A travers des articles statistiques, à travers des articles de fond aussi divers que les mutilations volontaires, le code de justice militaire, la notion de fusillés pour l'exemple, l'ambition du Prisme est de fournir un ensemble d'informations permettant aux lecteurs d'appréhender en toutes connaissances de causes et sans parti pris de notre part la problématique des fusillés du conflit 14/18. Notre but n'est pas de juger mais de présenter, d'analyser les faits, de les porter à la connaissance de nos concitoyens au sujet d'une question qui n'est pas seulement d'ordre historique mais enjeu aussi d'un débat mémoriel, encore présent aujourd'hui.

samedi 11 février 2023

Un cas d’école : le soldat CRAYSSAC est-il un fusillé, un exécuté sommaire ou un abattu ?

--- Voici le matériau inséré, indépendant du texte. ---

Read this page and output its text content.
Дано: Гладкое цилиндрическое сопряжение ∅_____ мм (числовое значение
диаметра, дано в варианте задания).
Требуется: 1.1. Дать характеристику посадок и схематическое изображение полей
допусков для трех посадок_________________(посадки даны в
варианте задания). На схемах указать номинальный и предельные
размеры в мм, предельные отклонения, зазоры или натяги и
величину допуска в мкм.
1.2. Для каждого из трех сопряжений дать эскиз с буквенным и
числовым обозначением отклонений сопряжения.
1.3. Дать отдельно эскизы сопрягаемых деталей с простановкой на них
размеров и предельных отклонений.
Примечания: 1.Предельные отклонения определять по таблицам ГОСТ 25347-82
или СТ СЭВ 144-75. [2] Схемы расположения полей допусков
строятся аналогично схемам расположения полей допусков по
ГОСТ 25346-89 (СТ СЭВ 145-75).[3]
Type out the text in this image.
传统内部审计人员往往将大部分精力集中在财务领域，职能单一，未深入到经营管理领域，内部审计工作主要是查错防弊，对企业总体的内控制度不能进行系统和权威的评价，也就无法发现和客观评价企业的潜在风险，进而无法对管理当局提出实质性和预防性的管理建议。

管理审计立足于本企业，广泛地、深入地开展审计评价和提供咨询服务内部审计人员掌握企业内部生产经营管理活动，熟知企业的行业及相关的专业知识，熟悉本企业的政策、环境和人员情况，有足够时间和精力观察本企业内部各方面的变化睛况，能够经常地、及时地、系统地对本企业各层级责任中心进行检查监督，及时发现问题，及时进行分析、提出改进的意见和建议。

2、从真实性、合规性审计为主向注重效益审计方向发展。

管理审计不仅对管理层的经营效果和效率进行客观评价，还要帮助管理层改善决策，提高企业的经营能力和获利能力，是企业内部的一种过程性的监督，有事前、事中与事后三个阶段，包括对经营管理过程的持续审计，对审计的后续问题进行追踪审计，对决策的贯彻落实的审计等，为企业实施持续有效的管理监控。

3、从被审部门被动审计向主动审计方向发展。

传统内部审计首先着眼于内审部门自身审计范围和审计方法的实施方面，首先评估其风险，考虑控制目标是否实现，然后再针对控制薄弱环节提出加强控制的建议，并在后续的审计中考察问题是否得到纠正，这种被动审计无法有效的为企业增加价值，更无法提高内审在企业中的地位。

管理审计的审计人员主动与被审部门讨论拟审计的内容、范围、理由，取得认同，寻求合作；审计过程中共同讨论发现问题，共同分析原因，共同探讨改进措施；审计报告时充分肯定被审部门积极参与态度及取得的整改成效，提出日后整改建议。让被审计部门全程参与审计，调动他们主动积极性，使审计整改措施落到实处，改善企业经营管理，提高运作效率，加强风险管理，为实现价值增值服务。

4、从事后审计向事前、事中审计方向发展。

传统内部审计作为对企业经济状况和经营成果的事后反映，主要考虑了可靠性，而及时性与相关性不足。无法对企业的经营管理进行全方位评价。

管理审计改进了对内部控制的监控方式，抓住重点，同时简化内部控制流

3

    Prisme avait précédemment rédigé plusieurs articles, présentant les parcours « tourmentés » de certains militaires. Cela a été le cas pour Pierre Mestre, pour le soldat Robert, pour le soldat Le Parc. En partant de peu d’éléments factuels, nos recherches nous ont amenés à découvrir les documents expliquant la disparition de ces soldats.

Le périmètre principal des recherches de Prisme se concentre sur les militaires français condamnés à mort par des conseils de guerre puis fusillés, mais pour cela il est nécessaire de connaître au mieux les parcours de certains soldats pour lesquels les informations sont plus que parcellaires.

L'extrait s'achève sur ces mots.